Tumor Genomic Profiling denied as non-formulary by Cigna?
Non-formulary doesn't mean uncoverable. Most plans have a formulary-exception process: the appeal needs to show the formulary alternatives are inappropriate for your specific clinical situation.
US health-plan appeal rights
Cite: Most US health plans have appeal rights under either the ACA, ERISA, or Medicare/Medicaid rules
Most US health plans are required by federal law to give you both an internal appeal (where the insurer reconsiders) and an external review (where an independent reviewer decides). The exact timelines and processes depend on what kind of plan you have — marketplace / employer group, self-funded, Medicare Advantage, or Medicaid MCO — but in every case there's a window after the denial during which you have the right to fight it.
What Cigna typically requires
Cigna's specific coverage criteria for tumor genomic profiling are defined in its own published medical/coverage policy and the FDA-approved prescribing label. A successful appeal documents that your medical records satisfy each criterion those sources list — confirmed diagnosis, any required prior treatments (with dates and outcomes), and clinical severity. If the exact criteria weren't included with your denial, request them in writing; your appeal then maps each requirement to the matching fact in your chart.
The Cigna angle on Tumor Genomic Profiling
## Why Cigna Denies Tumor Genomic Profiling as Non-Formulary — and How to Appeal
Tumor genomic profiling — including comprehensive genomic sequencing and broad multi-gene molecular panels — is a diagnostic service that some health plans, including those administered by Cigna, manage through a laboratory benefit structure that functions similarly to a drug formulary. Tests and specific panel types are assigned preferred or non-preferred status, and tests ordered from non-contracted laboratories or using codes outside the preferred list may be denied as "non-formulary."
### Why This Denial Happens
A non-formulary denial on a genomic test typically means one of three things: the specific test code or panel requested is not on Cigna's approved list of covered genomic tests; the laboratory performing the test is not in Cigna's network or approved laboratory panel; or the test was ordered without prior authorization from a laboratory benefit management program that Cigna has contracted to manage genomic testing. The denial is usually a coverage-tier or administrative issue rather than a clinical judgment about the test's value.
### Why It Is Appealable
Non-formulary denials are among the most administratively correctable. The first step is confirming whether the denial is about the test itself, the performing laboratory, or a missing authorization. Once the specific barrier is identified, the appeal can target it precisely — either by demonstrating that the test meets criteria for an exception, or that an equivalent in-network test cannot provide the clinically necessary information. When no in-network equivalent exists for the patient's clinical situation, exception coverage is generally available as a matter of law and plan terms.
### Federal Appeal Framework
- Internal appeal: Submit within the timeframe on the denial notice (typically 180 days for ACA-compliant plans).
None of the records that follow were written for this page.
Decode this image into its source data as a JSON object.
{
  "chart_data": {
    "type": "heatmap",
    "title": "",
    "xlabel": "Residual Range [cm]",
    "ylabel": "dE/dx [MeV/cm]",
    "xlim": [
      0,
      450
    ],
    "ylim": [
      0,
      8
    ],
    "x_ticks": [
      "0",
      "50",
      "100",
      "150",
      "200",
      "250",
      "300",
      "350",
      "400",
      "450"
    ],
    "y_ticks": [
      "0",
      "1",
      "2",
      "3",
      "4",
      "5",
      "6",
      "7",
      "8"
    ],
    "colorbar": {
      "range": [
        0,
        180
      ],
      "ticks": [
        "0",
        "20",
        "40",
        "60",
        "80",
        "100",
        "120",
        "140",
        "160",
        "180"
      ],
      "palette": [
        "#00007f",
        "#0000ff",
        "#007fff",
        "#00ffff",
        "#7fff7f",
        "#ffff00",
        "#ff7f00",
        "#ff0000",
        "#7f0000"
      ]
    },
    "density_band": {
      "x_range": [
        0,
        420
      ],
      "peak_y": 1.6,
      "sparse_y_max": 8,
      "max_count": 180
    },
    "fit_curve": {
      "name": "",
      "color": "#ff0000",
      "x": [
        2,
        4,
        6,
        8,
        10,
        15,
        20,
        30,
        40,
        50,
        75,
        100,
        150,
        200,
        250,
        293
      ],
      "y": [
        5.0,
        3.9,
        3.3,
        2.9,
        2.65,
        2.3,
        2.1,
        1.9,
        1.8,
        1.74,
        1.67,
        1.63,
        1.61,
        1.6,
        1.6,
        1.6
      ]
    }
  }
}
Cigna must respond within 30 days for pre-service and 60 days for post-service appeals.
- External review (ACA §2719): After exhausting the internal process, you have approximately four months to request independent external review by an IRO. The IRO decision is binding on Cigna.
- ERISA §503: Employer-plan enrollees are entitled to full-and-fair review and may request the complete administrative record.
- Expedited review: If clinical delay would seriously jeopardize health, expedited review is available with decisions typically required within 72 hours.
### Documentation to Gather
1. Test order and performing laboratory documentation — the exact test code, panel name, and CLIA-certified laboratory performing the test. 2. In-network equivalence analysis — confirmation from the ordering oncologist (or the laboratory) that no in-network laboratory offers a clinically equivalent panel for this indication. 3. Ordering oncologist's medical-necessity letter — a signed letter explaining why the specific test from the specific laboratory is necessary and why substitution with a different panel or laboratory would compromise clinical utility. 4. Diagnosis and treatment context — current pathology report and clinical notes establishing the cancer type, stage, and the clinical question the test is intended to answer. 5. Applicable guideline reference — reference to the relevant NCCN guideline or equivalent professional society recommendation supporting this specific testing approach.
### Criteria-Mapping Structure
Review Cigna's medical coverage policy and laboratory benefit management criteria for the specific test code at cigna.com. Identify the exact reason for non-formulary status — test code, laboratory, or authorization gap — and address it directly. Build a response that either demonstrates the test qualifies for an exception under the plan's non-formulary exception process, or shows that the specific panel and laboratory are the only clinically appropriate option for this patient. Submit this as a structured letter with each point clearly labeled.
Next steps
- Find the date on the denial letter — your appeal window starts there.
- Read your plan's Summary of Benefits and Coverage (SBC) for the specific deadlines.
- Request the insurer's claim file in writing — they must provide it.
- Submit your appeal in writing with new clinical evidence and a physician statement.